Take a somatic cell and retain its nucleus –> transfer to another cell to enucleate it (oocyte) –> isolate blastocyst –> take ICM and grow diff types of tissue
Explain what is reproductive cloning
SCNT If used blastocyst to implant into an organism to give rise to offspring (very low efficiency though)
Explain a potential therapeutic use of therapeutic cloning
embryonic stem (ES) cells can made be specifically from, and for, an individual patient to circumvent donor-host immunorejection and disease transmission complications
Explain a recent advancement in therapeutic cloning (2013)
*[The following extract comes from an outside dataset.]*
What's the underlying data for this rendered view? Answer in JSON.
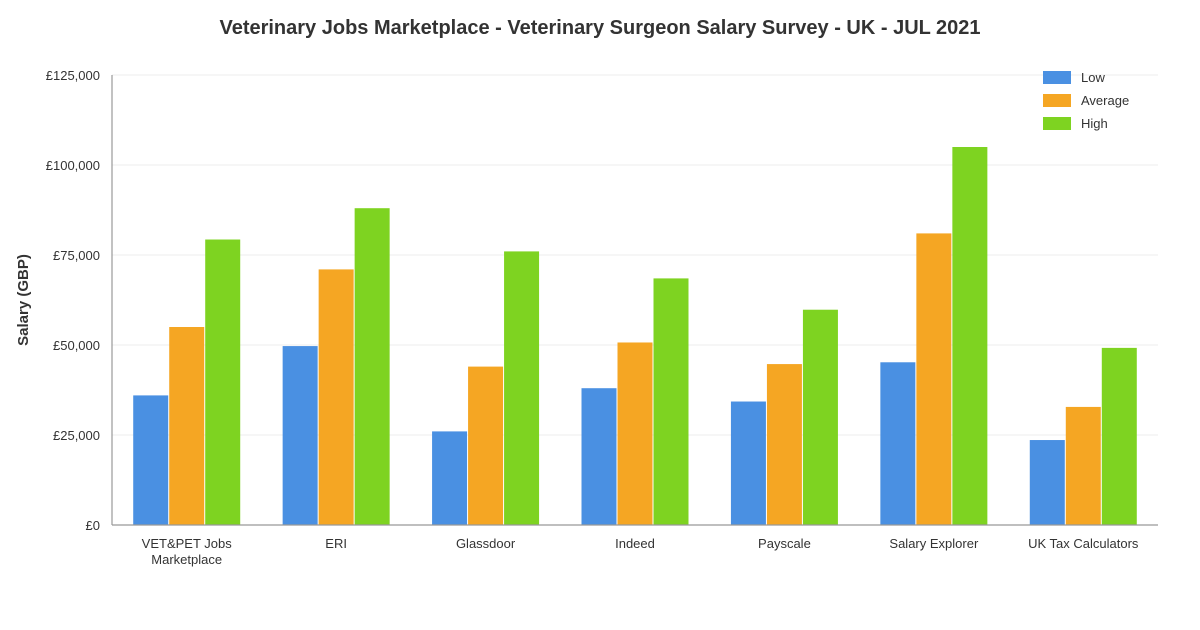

Generation of human embryonic stem cell lines by SCNT (Tachibana, Cell 2013)
Compare the efficiency of embryonic stem cells compared to SCNT for reproductive cloning
ES cells - 15-25%
Cumulus, fibroblasts, sertoli cells, C, T cells, neurons - 0.0001-3%
Explain a study that tested reproductive cloning
to clone the sheep Dolly (1997) researchers used 277 reconstructed eggs to produce one successful pregnancy
Name ethical, legal and social issues in regards to stem cells
Embryonic, adult stem cells & iPSCs
o potential to develop into many different cell types, tissues, (organs)
o ethical controversy: source of stem cells (in case of embryos)
Cloning
o reproductive cloning (Somatic cell nuclear transfer, SCNT)
o therapeutic cloning (SCNT without intention of implanting blastocyst in uterus) e.g. transplant cell/tissue back into same person who donated somatic cell nucleus
Legal issues
o definition of e.g. “embryo”, “fertilization”, “conception”
What are spindle transfer and pronuclear transfer used for?
can be used to generate a baby from 3 parents
Has been used in people who have mutations in the mitochondrial genes
What is pronuclear transfer? what are problems with this technique?
Take pronucleus (consists of 2 nuclei) and implant it in a FERTILIZED, denucleated egg --> implant embryo in host mother - Take a large % of defective mitochondria (stick to pronuclei) – may have contamination of offspring and may have same problems as mother
What is spindle transfer?
Take spindle instead of pronuclei and implant in an UNFERTILIZED egg.
Egg fertilized later, after the transfer.